Я не осмелился заговорить, боясь, что голос меня подведет, лишь презрительно скривил губы. Интересно, успею ли я вытащить револьвер и выстрелить, прежде чем он убьет меня? Навряд ли. Мне с трудом верилось, что жить осталось считанные минуты.
Саттон, лежавший у моих ног, застонал и перевалился на бок.
– Завтра он должен был сполна испытать на себе лечение гальваническим шоком, – сообщил Браатен. – Сегодня состоялось лишь предварительное испытание, с морфием, который уменьшил силу воздействия. Завтра, да, завтра к концу дня он раскалился бы добела, и безо всякого морфия. – Он прицелился в Саттона. – Жаль, что нет времени извлечь содержимое этой замечательной головы. Если бы вы не пришли, он прожил бы немного дольше – однако меньше, чем ему хотелось.

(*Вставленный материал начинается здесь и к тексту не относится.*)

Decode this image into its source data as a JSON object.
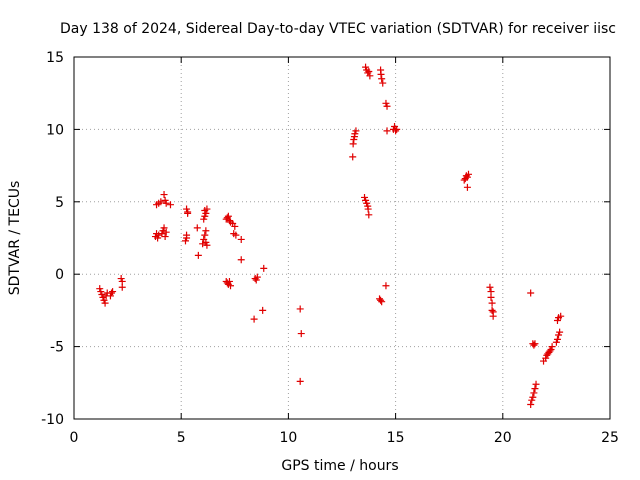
{
  "chart_data": {
    "type": "scatter",
    "title": "Day 138 of 2024, Sidereal Day-to-day VTEC variation (SDTVAR) for receiver iisc",
    "xlabel": "GPS time / hours",
    "ylabel": "SDTVAR / TECUs",
    "xlim": [
      0,
      25
    ],
    "ylim": [
      -10,
      15
    ],
    "x_ticks": [
      0,
      5,
      10,
      15,
      20,
      25
    ],
    "x_tick_labels": [
      "0",
      "5",
      "10",
      "15",
      "20",
      "25"
    ],
    "y_ticks": [
      -10,
      -5,
      0,
      5,
      10,
      15
    ],
    "y_tick_labels": [
      "-10",
      "-5",
      "0",
      "5",
      "10",
      "15"
    ],
    "grid": true,
    "marker": "+",
    "marker_color": "#e00000",
    "series": [
      {
        "name": "SDTVAR",
        "points": [
          [
            1.2,
            -1.0
          ],
          [
            1.25,
            -1.2
          ],
          [
            1.3,
            -1.4
          ],
          [
            1.35,
            -1.6
          ],
          [
            1.4,
            -1.8
          ],
          [
            1.45,
            -2.0
          ],
          [
            1.5,
            -1.5
          ],
          [
            1.55,
            -1.3
          ],
          [
            1.7,
            -1.5
          ],
          [
            1.75,
            -1.3
          ],
          [
            1.8,
            -1.2
          ],
          [
            2.2,
            -0.3
          ],
          [
            2.25,
            -0.5
          ],
          [
            2.25,
            -0.9
          ],
          [
            3.8,
            2.6
          ],
          [
            3.85,
            2.8
          ],
          [
            3.9,
            2.5
          ],
          [
            3.95,
            2.7
          ],
          [
            3.85,
            4.8
          ],
          [
            3.95,
            4.9
          ],
          [
            4.05,
            5.0
          ],
          [
            4.1,
            2.8
          ],
          [
            4.15,
            3.0
          ],
          [
            4.2,
            3.2
          ],
          [
            4.25,
            2.6
          ],
          [
            4.3,
            2.9
          ],
          [
            4.25,
            5.1
          ],
          [
            4.2,
            5.5
          ],
          [
            4.3,
            4.9
          ],
          [
            4.5,
            4.8
          ],
          [
            5.2,
            2.3
          ],
          [
            5.25,
            2.5
          ],
          [
            5.25,
            2.7
          ],
          [
            5.3,
            4.2
          ],
          [
            5.25,
            4.5
          ],
          [
            5.3,
            4.3
          ],
          [
            5.8,
            1.3
          ],
          [
            5.75,
            3.2
          ],
          [
            6.0,
            2.1
          ],
          [
            6.05,
            2.4
          ],
          [
            6.1,
            2.7
          ],
          [
            6.15,
            3.0
          ],
          [
            6.05,
            3.8
          ],
          [
            6.1,
            4.0
          ],
          [
            6.15,
            4.2
          ],
          [
            6.2,
            4.5
          ],
          [
            6.1,
            4.4
          ],
          [
            6.2,
            2.0
          ],
          [
            6.15,
            2.2
          ],
          [
            7.1,
            -0.5
          ],
          [
            7.15,
            -0.6
          ],
          [
            7.2,
            -0.7
          ],
          [
            7.25,
            -0.5
          ],
          [
            7.3,
            -0.8
          ],
          [
            7.1,
            3.8
          ],
          [
            7.15,
            3.9
          ],
          [
            7.2,
            4.0
          ],
          [
            7.25,
            3.7
          ],
          [
            7.3,
            3.6
          ],
          [
            7.4,
            3.5
          ],
          [
            7.5,
            3.3
          ],
          [
            7.45,
            2.8
          ],
          [
            7.55,
            2.7
          ],
          [
            7.8,
            2.4
          ],
          [
            7.8,
            1.0
          ],
          [
            8.4,
            -3.1
          ],
          [
            8.45,
            -0.3
          ],
          [
            8.5,
            -0.4
          ],
          [
            8.55,
            -0.2
          ],
          [
            8.8,
            -2.5
          ],
          [
            8.85,
            0.4
          ],
          [
            10.55,
            -2.4
          ],
          [
            10.6,
            -4.1
          ],
          [
            10.55,
            -7.4
          ],
          [
            13.0,
            8.1
          ],
          [
            13.02,
            9.0
          ],
          [
            13.05,
            9.3
          ],
          [
            13.08,
            9.5
          ],
          [
            13.1,
            9.7
          ],
          [
            13.15,
            9.9
          ],
          [
            13.6,
            14.3
          ],
          [
            13.65,
            14.1
          ],
          [
            13.7,
            13.9
          ],
          [
            13.75,
            14.0
          ],
          [
            13.8,
            13.7
          ],
          [
            13.55,
            5.3
          ],
          [
            13.6,
            5.1
          ],
          [
            13.65,
            4.9
          ],
          [
            13.7,
            4.7
          ],
          [
            13.72,
            4.5
          ],
          [
            13.75,
            4.1
          ],
          [
            14.3,
            14.1
          ],
          [
            14.32,
            13.8
          ],
          [
            14.35,
            13.5
          ],
          [
            14.4,
            13.2
          ],
          [
            14.25,
            -1.7
          ],
          [
            14.3,
            -1.8
          ],
          [
            14.35,
            -1.9
          ],
          [
            14.55,
            11.8
          ],
          [
            14.6,
            11.6
          ],
          [
            14.6,
            9.9
          ],
          [
            14.55,
            -0.8
          ],
          [
            14.9,
            10.0
          ],
          [
            14.95,
            10.2
          ],
          [
            15.0,
            9.9
          ],
          [
            15.05,
            10.0
          ],
          [
            18.2,
            6.5
          ],
          [
            18.25,
            6.6
          ],
          [
            18.3,
            6.8
          ],
          [
            18.35,
            6.7
          ],
          [
            18.4,
            6.9
          ],
          [
            18.35,
            6.0
          ],
          [
            19.4,
            -0.9
          ],
          [
            19.45,
            -1.2
          ],
          [
            19.45,
            -1.6
          ],
          [
            19.5,
            -2.0
          ],
          [
            19.5,
            -2.5
          ],
          [
            19.55,
            -2.6
          ],
          [
            19.55,
            -2.9
          ],
          [
            21.3,
            -1.3
          ],
          [
            21.4,
            -4.8
          ],
          [
            21.45,
            -4.9
          ],
          [
            21.5,
            -4.8
          ],
          [
            21.3,
            -9.0
          ],
          [
            21.35,
            -8.7
          ],
          [
            21.4,
            -8.5
          ],
          [
            21.45,
            -8.2
          ],
          [
            21.5,
            -7.9
          ],
          [
            21.55,
            -7.6
          ],
          [
            21.9,
            -6.0
          ],
          [
            22.0,
            -5.8
          ],
          [
            22.05,
            -5.6
          ],
          [
            22.1,
            -5.5
          ],
          [
            22.15,
            -5.4
          ],
          [
            22.2,
            -5.3
          ],
          [
            22.25,
            -5.2
          ],
          [
            22.3,
            -5.0
          ],
          [
            22.5,
            -4.7
          ],
          [
            22.55,
            -4.5
          ],
          [
            22.6,
            -4.2
          ],
          [
            22.65,
            -4.0
          ],
          [
            22.55,
            -3.2
          ],
          [
            22.6,
            -3.0
          ],
          [
            22.7,
            -2.9
          ]
        ]
      }
    ]
  }
}
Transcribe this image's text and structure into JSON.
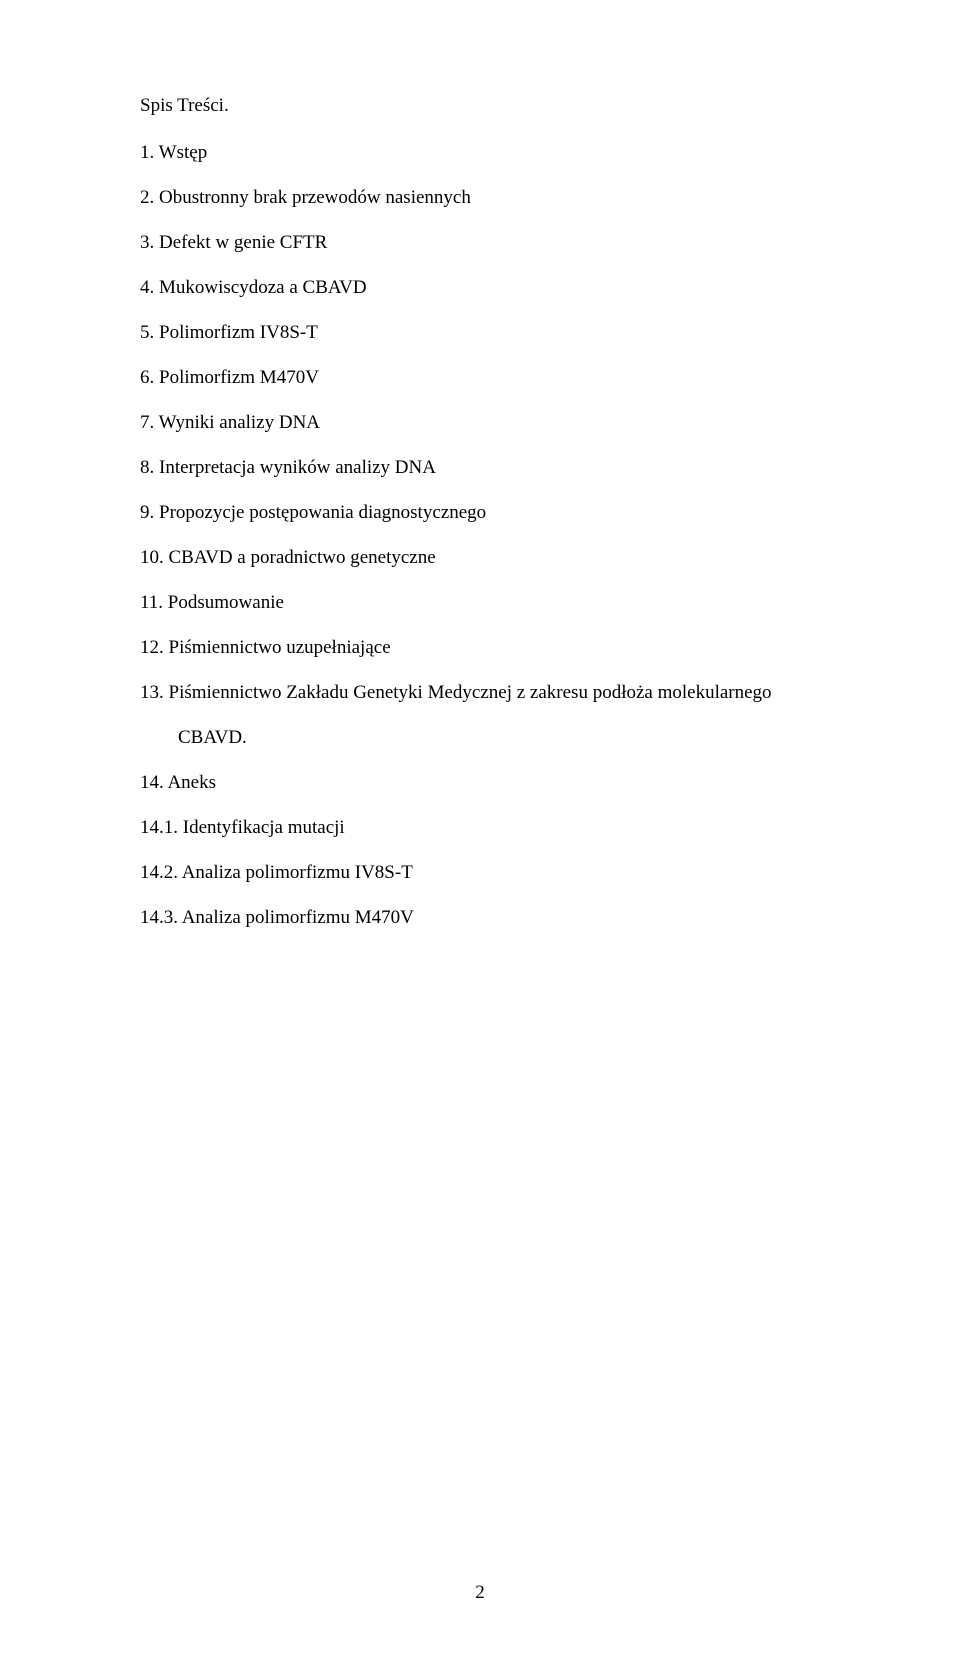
{
  "document": {
    "title": "Spis Treści.",
    "items": [
      {
        "text": "1. Wstęp",
        "indented": false
      },
      {
        "text": "2. Obustronny brak przewodów nasiennych",
        "indented": false
      },
      {
        "text": "3. Defekt w genie CFTR",
        "indented": false
      },
      {
        "text": "4. Mukowiscydoza a CBAVD",
        "indented": false
      },
      {
        "text": "5. Polimorfizm IV8S-T",
        "indented": false
      },
      {
        "text": "6. Polimorfizm M470V",
        "indented": false
      },
      {
        "text": "7. Wyniki analizy DNA",
        "indented": false
      },
      {
        "text": "8. Interpretacja wyników analizy DNA",
        "indented": false
      },
      {
        "text": "9. Propozycje postępowania diagnostycznego",
        "indented": false
      },
      {
        "text": "10. CBAVD a poradnictwo genetyczne",
        "indented": false
      },
      {
        "text": "11. Podsumowanie",
        "indented": false
      },
      {
        "text": "12. Piśmiennictwo uzupełniające",
        "indented": false
      },
      {
        "text": "13. Piśmiennictwo Zakładu Genetyki Medycznej z zakresu podłoża molekularnego",
        "indented": false
      },
      {
        "text": "CBAVD.",
        "indented": true
      },
      {
        "text": "14. Aneks",
        "indented": false
      },
      {
        "text": "14.1. Identyfikacja mutacji",
        "indented": false
      },
      {
        "text": "14.2. Analiza polimorfizmu IV8S-T",
        "indented": false
      },
      {
        "text": "14.3. Analiza polimorfizmu M470V",
        "indented": false
      }
    ],
    "page_number": "2",
    "styles": {
      "background_color": "#ffffff",
      "text_color": "#000000",
      "font_family": "Times New Roman",
      "font_size_pt": 14,
      "line_spacing": 2.0
    }
  }
}
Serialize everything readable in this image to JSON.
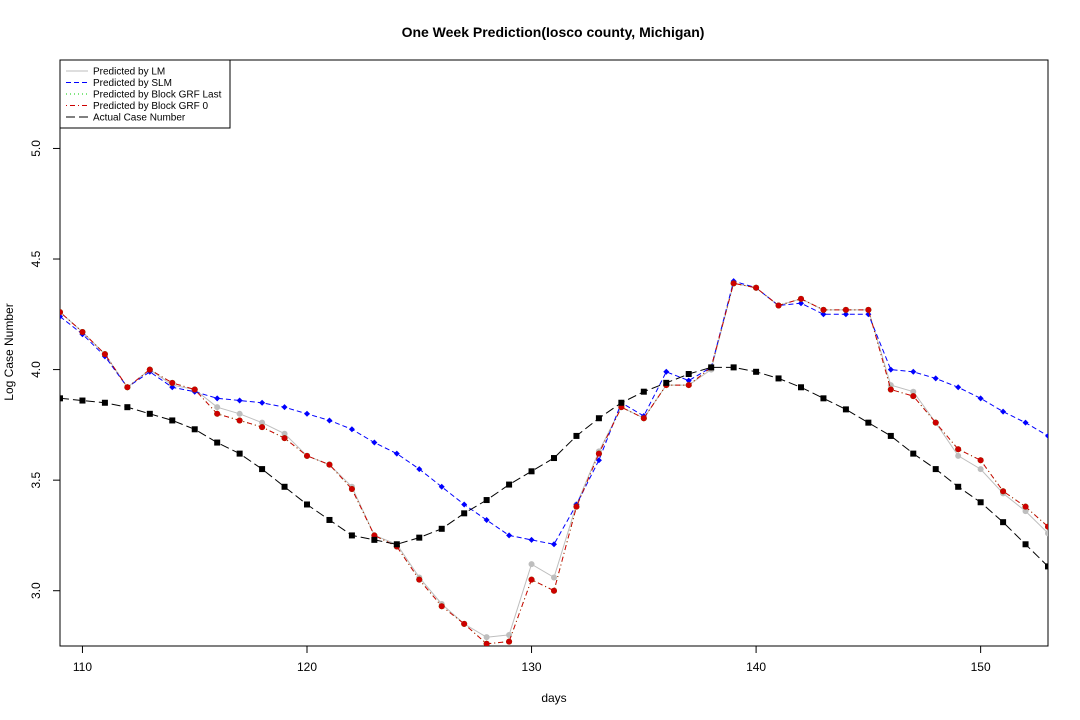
{
  "chart_data": {
    "type": "line",
    "title": "One Week Prediction(Iosco county, Michigan)",
    "xlabel": "days",
    "ylabel": "Log Case Number",
    "xlim": [
      109,
      153
    ],
    "ylim": [
      2.75,
      5.4
    ],
    "xticks": [
      110,
      120,
      130,
      140,
      150
    ],
    "yticks": [
      3.0,
      3.5,
      4.0,
      4.5,
      5.0
    ],
    "x": [
      109,
      110,
      111,
      112,
      113,
      114,
      115,
      116,
      117,
      118,
      119,
      120,
      121,
      122,
      123,
      124,
      125,
      126,
      127,
      128,
      129,
      130,
      131,
      132,
      133,
      134,
      135,
      136,
      137,
      138,
      139,
      140,
      141,
      142,
      143,
      144,
      145,
      146,
      147,
      148,
      149,
      150,
      151,
      152,
      153
    ],
    "legend": {
      "position": "top-left",
      "entries": [
        {
          "label": "Predicted by LM",
          "color": "#bebebe",
          "dash": "solid"
        },
        {
          "label": "Predicted by SLM",
          "color": "#0000ff",
          "dash": "dashed"
        },
        {
          "label": "Predicted by Block GRF Last",
          "color": "#00cd00",
          "dash": "dotted"
        },
        {
          "label": "Predicted by Block GRF 0",
          "color": "#cd0000",
          "dash": "dotdash"
        },
        {
          "label": "Actual Case Number",
          "color": "#000000",
          "dash": "longdash"
        }
      ]
    },
    "series": [
      {
        "name": "Predicted by LM",
        "color": "#bebebe",
        "dash": "solid",
        "marker": "circle",
        "values": [
          4.26,
          4.17,
          4.07,
          3.92,
          4.0,
          3.93,
          3.91,
          3.83,
          3.8,
          3.76,
          3.71,
          3.61,
          3.57,
          3.47,
          3.25,
          3.21,
          3.06,
          2.94,
          2.85,
          2.79,
          2.8,
          3.12,
          3.06,
          3.39,
          3.63,
          3.83,
          3.78,
          3.93,
          3.93,
          4.0,
          4.39,
          4.37,
          4.29,
          4.32,
          4.27,
          4.27,
          4.27,
          3.93,
          3.9,
          3.76,
          3.61,
          3.55,
          3.44,
          3.36,
          3.26
        ]
      },
      {
        "name": "Predicted by SLM",
        "color": "#0000ff",
        "dash": "dashed",
        "marker": "diamond",
        "values": [
          4.24,
          4.16,
          4.06,
          3.92,
          3.99,
          3.92,
          3.9,
          3.87,
          3.86,
          3.85,
          3.83,
          3.8,
          3.77,
          3.73,
          3.67,
          3.62,
          3.55,
          3.47,
          3.39,
          3.32,
          3.25,
          3.23,
          3.21,
          3.39,
          3.59,
          3.85,
          3.79,
          3.99,
          3.95,
          4.01,
          4.4,
          4.37,
          4.29,
          4.3,
          4.25,
          4.25,
          4.25,
          4.0,
          3.99,
          3.96,
          3.92,
          3.87,
          3.81,
          3.76,
          3.7
        ]
      },
      {
        "name": "Predicted by Block GRF Last",
        "color": "#00cd00",
        "dash": "dotted",
        "marker": "circle",
        "values": [
          4.26,
          4.17,
          4.07,
          3.92,
          4.0,
          3.94,
          3.91,
          3.8,
          3.77,
          3.74,
          3.69,
          3.61,
          3.57,
          3.46,
          3.25,
          3.2,
          3.05,
          2.93,
          2.85,
          2.76,
          2.77,
          3.05,
          3.0,
          3.38,
          3.62,
          3.83,
          3.78,
          3.93,
          3.93,
          4.01,
          4.39,
          4.37,
          4.29,
          4.32,
          4.27,
          4.27,
          4.27,
          3.91,
          3.88,
          3.76,
          3.64,
          3.59,
          3.45,
          3.38,
          3.29
        ]
      },
      {
        "name": "Predicted by Block GRF 0",
        "color": "#cd0000",
        "dash": "dotdash",
        "marker": "circle",
        "values": [
          4.26,
          4.17,
          4.07,
          3.92,
          4.0,
          3.94,
          3.91,
          3.8,
          3.77,
          3.74,
          3.69,
          3.61,
          3.57,
          3.46,
          3.25,
          3.2,
          3.05,
          2.93,
          2.85,
          2.76,
          2.77,
          3.05,
          3.0,
          3.38,
          3.62,
          3.83,
          3.78,
          3.93,
          3.93,
          4.01,
          4.39,
          4.37,
          4.29,
          4.32,
          4.27,
          4.27,
          4.27,
          3.91,
          3.88,
          3.76,
          3.64,
          3.59,
          3.45,
          3.38,
          3.29
        ]
      },
      {
        "name": "Actual Case Number",
        "color": "#000000",
        "dash": "longdash",
        "marker": "square",
        "values": [
          3.87,
          3.86,
          3.85,
          3.83,
          3.8,
          3.77,
          3.73,
          3.67,
          3.62,
          3.55,
          3.47,
          3.39,
          3.32,
          3.25,
          3.23,
          3.21,
          3.24,
          3.28,
          3.35,
          3.41,
          3.48,
          3.54,
          3.6,
          3.7,
          3.78,
          3.85,
          3.9,
          3.94,
          3.98,
          4.01,
          4.01,
          3.99,
          3.96,
          3.92,
          3.87,
          3.82,
          3.76,
          3.7,
          3.62,
          3.55,
          3.47,
          3.4,
          3.31,
          3.21,
          3.11
        ]
      }
    ]
  }
}
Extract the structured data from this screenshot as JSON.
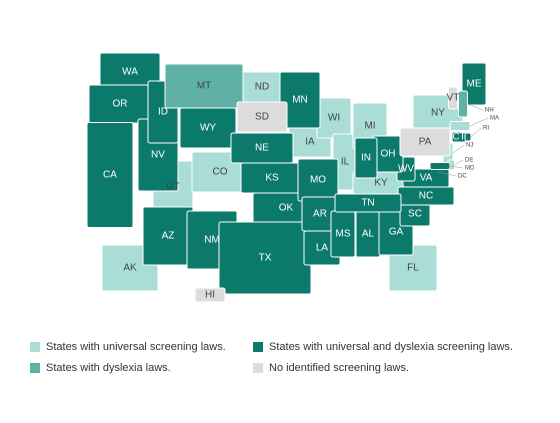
{
  "legend": [
    {
      "label": "States with universal screening laws.",
      "color": "#a9ddd6",
      "states": [
        "ND",
        "UT",
        "CO",
        "IA",
        "WI",
        "IL",
        "MI",
        "KY",
        "NY",
        "FL",
        "AK",
        "MA",
        "NJ",
        "DE",
        "DC"
      ]
    },
    {
      "label": "States with universal and dyslexia screening laws.",
      "color": "#0b7a6b",
      "states": [
        "WA",
        "OR",
        "CA",
        "NV",
        "ID",
        "WY",
        "AZ",
        "NM",
        "NE",
        "KS",
        "OK",
        "TX",
        "MN",
        "MO",
        "AR",
        "LA",
        "MS",
        "AL",
        "GA",
        "SC",
        "NC",
        "TN",
        "VA",
        "WV",
        "OH",
        "IN",
        "ME",
        "CT",
        "RI",
        "MD"
      ]
    },
    {
      "label": "States with dyslexia laws.",
      "color": "#5fb1a6",
      "states": [
        "MT",
        "NH"
      ]
    },
    {
      "label": "No identified screening laws.",
      "color": "#dcdcdc",
      "states": [
        "SD",
        "PA",
        "VT",
        "HI"
      ]
    }
  ]
}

Я почувствовал, что Саттон шевельнулся и взмахнул рукой, и мне стало страшно, что он приблизит роковое мгновение. Актер затрясся, а затем обмяк.
Браатен сделал еще один шаг вперед.
– Я хочу видеть, как жизнь уходит из вашего…
Не докончив этой страшной фразы, он охнул, так как в этот момент ступил в лужу неразбавленного жидкого мыла, которое Саттон ухитрился вылить ему под ноги. Револьвер Браатена выстрелил в лейку душа, и на нас сверху хлынула вода. Я сунул руку в карман, вытащил револьвер, прицелился, выстрелил и с радостью увидел, как Браатен упал на колени, схватившись рукой за грудь и уронив револьвер на плитку. Череп его облепили мокрые волосы, окаченные холодной водой.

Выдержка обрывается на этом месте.